The first building, the west wing, is an exuberant Romanesque Revival palace that speaks loudly and proudly of civic optimism. Though war loomed, this richly embellished piece was created by the province in a growing city acquiring a new sense of its own importance and power.

The building was long, narrow and decorated with balconies, large arched windows and details almost too small and high to be noticed. Inside, the galleries were large and light-filled. The result was a kind of wunderkammer, a room of wonders more than appropriate for exhibiting the city’s treasures.

Located on what was then the edge of Toronto, the west wing was also situated close to the University of Toronto, with which it would be associated until the late 1960s.

From the start, its dual mandate — natural history and culture — meant the ROM spread a wide net. Besides collecting fossils and animal specimens, it also had important holdings in Chinese artifacts, and European furniture and furnishings. Somehow, they all had to be displayed in a way that made sense to the museum’s growing audience.

The opening of the east wing in 1933 marked the arrival of what would be the face of the museum for decades. Looking onto Queen’s Park, the imposing structure incorporated elements of Art Deco with Gothic and neo-Byzantine detailing that gave it a decidedly multi-historic air, which coincided nicely with the idea of the museum as a place devoted to the past.

The Rotunda served as the main entrance until the Crystal appeared more than 75 years later. Richly embellished with a procession of historic personages and mythical creatures, the front doors led into a dazzling atrium held up by limestone columns and topped with gold-leaf tiles. It was (and is) a space of transition; here the visitor left ordinary life behind and entered a world of extraordinary things and beautiful objects.

First was the Armour Court, highlighted by a series of murals by Sylvia Hahn. It transported visitors (especially young boys) to the realm of Walter Scott and Howard Pyle. On one wall, Richard the Lionhearted is depicted at a medieval jousting match. Today, only the murals remain; the armour has been moved upstairs where much of the ROM’s European collection is on display.

By far the most controversial addition was Daniel Libeskind’s Crystal. Most Torontonians seemed to hate it even before construction began. Certainly, it isn’t the sort of thing the city is used to; Libeskind’s angular, almost angry design is characterized by precariously tilted walls and randomly patterned strip windows. Rising from the ground at unexpected angles, the aluminum-clad Crystal makes a bold statement that cannot be ignored. Though it contrasts violently with the historically informed architecture of earlier times, Libeskind’s addition defiantly brought the ROM into the 21st century.

Keep in mind that museums around the world have turned to architecture to make themselves relevant and attract attention, if not crowds.
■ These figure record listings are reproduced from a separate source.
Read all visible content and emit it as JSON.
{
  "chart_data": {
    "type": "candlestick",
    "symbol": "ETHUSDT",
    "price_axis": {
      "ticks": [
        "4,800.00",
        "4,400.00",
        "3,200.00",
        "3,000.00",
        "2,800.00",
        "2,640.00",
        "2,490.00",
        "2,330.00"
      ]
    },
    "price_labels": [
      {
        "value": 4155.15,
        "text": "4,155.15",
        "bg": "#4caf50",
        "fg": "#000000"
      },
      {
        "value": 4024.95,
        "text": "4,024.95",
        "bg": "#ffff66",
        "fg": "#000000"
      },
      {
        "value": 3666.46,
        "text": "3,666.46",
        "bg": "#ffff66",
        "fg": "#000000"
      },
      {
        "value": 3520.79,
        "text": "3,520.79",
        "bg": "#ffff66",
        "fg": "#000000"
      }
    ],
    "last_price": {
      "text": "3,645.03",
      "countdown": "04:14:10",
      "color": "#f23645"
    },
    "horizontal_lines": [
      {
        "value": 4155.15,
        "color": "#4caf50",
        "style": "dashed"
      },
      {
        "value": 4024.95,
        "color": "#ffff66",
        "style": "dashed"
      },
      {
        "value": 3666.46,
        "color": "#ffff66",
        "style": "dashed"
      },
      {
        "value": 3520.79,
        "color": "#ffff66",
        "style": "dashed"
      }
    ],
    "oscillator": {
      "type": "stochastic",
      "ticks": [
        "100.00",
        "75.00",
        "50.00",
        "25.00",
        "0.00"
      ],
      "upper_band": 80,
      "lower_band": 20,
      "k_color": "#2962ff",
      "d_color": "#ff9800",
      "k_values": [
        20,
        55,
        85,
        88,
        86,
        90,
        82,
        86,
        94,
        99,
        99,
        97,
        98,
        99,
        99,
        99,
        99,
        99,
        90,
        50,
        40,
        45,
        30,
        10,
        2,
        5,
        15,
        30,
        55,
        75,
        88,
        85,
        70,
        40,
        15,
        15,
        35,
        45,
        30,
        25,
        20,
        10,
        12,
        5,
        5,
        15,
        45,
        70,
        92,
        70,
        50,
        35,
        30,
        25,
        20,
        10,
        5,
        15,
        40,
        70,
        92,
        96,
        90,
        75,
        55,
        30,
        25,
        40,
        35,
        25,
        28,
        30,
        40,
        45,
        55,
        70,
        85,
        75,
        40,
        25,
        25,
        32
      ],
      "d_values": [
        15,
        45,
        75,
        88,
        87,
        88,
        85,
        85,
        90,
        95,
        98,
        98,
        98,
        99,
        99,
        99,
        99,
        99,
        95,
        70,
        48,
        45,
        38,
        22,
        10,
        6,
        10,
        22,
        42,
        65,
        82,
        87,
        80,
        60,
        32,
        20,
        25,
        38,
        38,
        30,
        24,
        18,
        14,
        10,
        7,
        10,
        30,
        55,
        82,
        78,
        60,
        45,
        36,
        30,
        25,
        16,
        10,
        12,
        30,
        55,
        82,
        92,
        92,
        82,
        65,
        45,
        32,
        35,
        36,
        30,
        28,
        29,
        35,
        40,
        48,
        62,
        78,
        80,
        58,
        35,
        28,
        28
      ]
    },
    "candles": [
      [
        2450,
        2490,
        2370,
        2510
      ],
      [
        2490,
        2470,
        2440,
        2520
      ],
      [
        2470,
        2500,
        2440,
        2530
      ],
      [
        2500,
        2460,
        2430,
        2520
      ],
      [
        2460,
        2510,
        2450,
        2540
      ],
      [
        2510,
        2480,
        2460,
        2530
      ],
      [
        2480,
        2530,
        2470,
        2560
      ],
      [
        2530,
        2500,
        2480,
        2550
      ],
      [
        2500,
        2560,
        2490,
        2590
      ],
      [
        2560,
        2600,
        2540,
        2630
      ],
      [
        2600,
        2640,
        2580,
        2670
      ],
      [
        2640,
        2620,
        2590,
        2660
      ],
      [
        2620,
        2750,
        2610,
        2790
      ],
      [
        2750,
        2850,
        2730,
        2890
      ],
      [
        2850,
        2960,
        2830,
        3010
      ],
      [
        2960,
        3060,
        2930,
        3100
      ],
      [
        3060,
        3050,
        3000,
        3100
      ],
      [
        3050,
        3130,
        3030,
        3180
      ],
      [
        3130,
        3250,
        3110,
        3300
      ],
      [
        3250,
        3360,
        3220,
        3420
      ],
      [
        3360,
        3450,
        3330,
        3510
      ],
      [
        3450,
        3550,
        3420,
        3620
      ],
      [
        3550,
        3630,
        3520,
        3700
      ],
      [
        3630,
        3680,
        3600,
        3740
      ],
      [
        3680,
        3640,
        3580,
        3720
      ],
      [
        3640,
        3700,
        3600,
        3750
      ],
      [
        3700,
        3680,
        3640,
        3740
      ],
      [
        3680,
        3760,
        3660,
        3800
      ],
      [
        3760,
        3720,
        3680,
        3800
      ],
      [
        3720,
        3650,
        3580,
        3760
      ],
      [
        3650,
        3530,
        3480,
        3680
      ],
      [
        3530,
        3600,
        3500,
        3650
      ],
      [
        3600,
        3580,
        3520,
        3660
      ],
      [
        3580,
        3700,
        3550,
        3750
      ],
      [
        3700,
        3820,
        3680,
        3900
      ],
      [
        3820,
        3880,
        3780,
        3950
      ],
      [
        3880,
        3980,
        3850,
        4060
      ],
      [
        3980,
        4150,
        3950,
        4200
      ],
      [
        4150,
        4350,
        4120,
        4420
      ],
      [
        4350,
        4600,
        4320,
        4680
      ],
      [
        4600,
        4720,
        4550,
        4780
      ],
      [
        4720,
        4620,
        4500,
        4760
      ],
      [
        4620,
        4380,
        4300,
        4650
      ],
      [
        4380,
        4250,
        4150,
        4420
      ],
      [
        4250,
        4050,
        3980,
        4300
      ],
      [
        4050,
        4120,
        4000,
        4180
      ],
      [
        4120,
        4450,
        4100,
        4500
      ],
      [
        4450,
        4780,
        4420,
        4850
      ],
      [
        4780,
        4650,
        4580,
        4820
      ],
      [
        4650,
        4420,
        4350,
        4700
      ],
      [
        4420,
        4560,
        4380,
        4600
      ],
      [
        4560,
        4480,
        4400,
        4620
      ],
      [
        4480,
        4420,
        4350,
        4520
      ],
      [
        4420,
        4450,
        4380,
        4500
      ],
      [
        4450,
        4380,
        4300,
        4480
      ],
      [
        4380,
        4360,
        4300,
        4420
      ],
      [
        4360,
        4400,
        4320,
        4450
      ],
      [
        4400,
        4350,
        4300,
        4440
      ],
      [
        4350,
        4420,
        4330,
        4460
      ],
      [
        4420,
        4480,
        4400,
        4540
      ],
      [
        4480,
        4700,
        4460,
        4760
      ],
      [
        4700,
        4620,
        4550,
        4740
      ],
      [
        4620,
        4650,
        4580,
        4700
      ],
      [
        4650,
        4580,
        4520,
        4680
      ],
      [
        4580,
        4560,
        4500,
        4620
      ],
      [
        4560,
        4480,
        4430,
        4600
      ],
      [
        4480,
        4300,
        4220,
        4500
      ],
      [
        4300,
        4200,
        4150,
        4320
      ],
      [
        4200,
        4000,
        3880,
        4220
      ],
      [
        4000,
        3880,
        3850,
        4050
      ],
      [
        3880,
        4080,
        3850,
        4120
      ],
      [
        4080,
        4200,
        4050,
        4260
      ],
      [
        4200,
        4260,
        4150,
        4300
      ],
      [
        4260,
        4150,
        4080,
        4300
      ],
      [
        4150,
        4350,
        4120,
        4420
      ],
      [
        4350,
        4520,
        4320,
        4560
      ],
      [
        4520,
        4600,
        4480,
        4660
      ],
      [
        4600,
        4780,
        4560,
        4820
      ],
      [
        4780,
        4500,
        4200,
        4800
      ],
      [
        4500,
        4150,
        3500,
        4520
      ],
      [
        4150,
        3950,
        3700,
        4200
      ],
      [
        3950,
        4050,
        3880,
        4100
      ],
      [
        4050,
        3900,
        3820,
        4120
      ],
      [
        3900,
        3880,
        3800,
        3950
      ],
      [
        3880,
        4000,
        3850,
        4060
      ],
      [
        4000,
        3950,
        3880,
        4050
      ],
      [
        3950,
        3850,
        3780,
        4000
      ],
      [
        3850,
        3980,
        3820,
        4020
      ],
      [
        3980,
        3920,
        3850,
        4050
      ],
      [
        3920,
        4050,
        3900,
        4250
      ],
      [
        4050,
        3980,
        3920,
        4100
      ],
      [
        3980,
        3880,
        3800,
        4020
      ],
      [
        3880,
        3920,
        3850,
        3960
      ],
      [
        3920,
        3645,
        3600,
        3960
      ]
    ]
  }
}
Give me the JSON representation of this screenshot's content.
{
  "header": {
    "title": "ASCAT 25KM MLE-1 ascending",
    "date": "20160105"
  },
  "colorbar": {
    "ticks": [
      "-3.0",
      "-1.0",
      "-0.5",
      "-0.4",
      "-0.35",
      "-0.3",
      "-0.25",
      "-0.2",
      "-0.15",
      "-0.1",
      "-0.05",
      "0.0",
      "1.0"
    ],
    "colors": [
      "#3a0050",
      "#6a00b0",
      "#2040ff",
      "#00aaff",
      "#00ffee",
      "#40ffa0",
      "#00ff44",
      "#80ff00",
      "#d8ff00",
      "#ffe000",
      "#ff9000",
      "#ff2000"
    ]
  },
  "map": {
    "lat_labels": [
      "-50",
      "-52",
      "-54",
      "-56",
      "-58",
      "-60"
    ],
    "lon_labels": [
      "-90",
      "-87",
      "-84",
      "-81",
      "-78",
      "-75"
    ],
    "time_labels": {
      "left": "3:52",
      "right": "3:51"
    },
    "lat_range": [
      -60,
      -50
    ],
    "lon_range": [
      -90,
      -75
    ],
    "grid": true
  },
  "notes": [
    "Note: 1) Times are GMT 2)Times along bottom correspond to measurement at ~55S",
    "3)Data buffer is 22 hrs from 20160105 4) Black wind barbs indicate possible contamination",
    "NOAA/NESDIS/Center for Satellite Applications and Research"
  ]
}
Contemporary cultural institutions have woken up to the role buildings can play. Ever since the advent of Frank Gehry’s Bilbao Guggenheim in 1997, architecture has featured prominently in the creation of the image and identity of museums.

Despite the exterior drama, however, the interior feels unresolved and even awkward. The sharp angles render much of the new space unusable and there are leftover rooms that serve no apparent purpose.

On the other hand, moving the main entrance to Bloor has brought new life to one of the city’s main drags. The new ROM piazza — if that’s the right word — enhances the pedestrian possibilities of the street and provides an obvious meeting place for locals and tourists alike.

Perhaps the most remarkable aspect of the ROM is how it has managed to remain true to its various components while all around it has changed so completely. True, galleries have been updated and altered beyond anything they once were. But one of the museum’s finest qualities lies in its ability to reconcile complexity and contradiction, and tie disparate parts into a unified whole. More than most, this is a building that adds up to more than the sum of its parts.